Sunday, 22 March 2009

872 - Big Sticks

E and I dropped into the Sage, Gateshead, lunchtime today, on a walkabout around the Tyne. We knew there was a Jazz festival this weekend and, on the off-chance, were hoping for some music in the concourse area.

Well, was there some music!

The Sage has been running an inter-generational drumming project called Big Sticks. As we walked in the project organisers were setting out the concourse for a showcase concert. Kids had been encouraged to take part, bringing with them a parent, carer, grandparent, neighbour, friend, whoever. After a day or three of rehearsal, today they performed.

Fabulous sounds! Drums and marimbas; shouts of affirmation; clapping; a crecheful cacophony of squeaky toys and football rattles; an acrobat percussionist; audience morphing into performers; performers from three to three score ten, and then some; stratospheric cute levels, and best of all, I thought, a blast to hear a hundred plus people drumming nine bells out of Norman Foster's architecture. Architecture should be played! (How can you love what fails to resonate?)

As the music started we realised one of our friends, a former colleague of mine, was in the audience, and it wasn't long before we saw her husband and son file into the performance space. Our friend asked me afterwards what I was up to, and I could find no better way to explain what I do than to say, "See this, which is so joyful, but must have taken a huge commitment to bring off - I'm about helping it happen wherever, whenever. Why shouldn't a minute of meeting be a story you can go home with? So I'm about making stories out of the everyday."
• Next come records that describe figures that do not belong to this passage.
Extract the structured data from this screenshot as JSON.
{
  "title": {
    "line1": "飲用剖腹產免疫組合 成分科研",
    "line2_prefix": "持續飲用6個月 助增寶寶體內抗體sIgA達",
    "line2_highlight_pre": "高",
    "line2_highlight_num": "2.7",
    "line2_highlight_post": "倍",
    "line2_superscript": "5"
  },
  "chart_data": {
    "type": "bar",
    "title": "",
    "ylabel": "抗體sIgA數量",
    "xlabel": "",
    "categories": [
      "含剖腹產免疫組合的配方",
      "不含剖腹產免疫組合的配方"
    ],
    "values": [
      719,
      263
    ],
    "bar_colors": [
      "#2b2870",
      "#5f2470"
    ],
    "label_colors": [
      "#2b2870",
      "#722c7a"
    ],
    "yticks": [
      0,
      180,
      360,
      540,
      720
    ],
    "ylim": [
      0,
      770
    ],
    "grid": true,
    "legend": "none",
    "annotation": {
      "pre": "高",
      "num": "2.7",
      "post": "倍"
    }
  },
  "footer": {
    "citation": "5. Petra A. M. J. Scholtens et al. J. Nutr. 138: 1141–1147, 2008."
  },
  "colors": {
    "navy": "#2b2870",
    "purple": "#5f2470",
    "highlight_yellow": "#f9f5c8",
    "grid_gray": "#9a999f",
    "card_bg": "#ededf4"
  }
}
I happen to believe we all do this. Big Sticks did it splendidly for E and I, especially because our friends were a part of it. And religious people do it through the spreading of massive metanarratives, which we are invited to participate in of a Friday, Saturday, Sunday. Writers do it through elaborately constructed worlds shared, for the most part, one-to-one. And we all do it, simply by presenting or absenting ourselves to or from one another, giving our time for others to myth-make with: our time, our activity, our being.

After Friday's post about reprioritising, it's great to be reminded that I'm still on the right track, however potty it might sometimes sound.

1 comment:

hectoria said...

Let's hear it for the joy of the off chance.And the joy of music. And the joy of being together in a like minded way.Did you switch back to drum from ukele when you got home?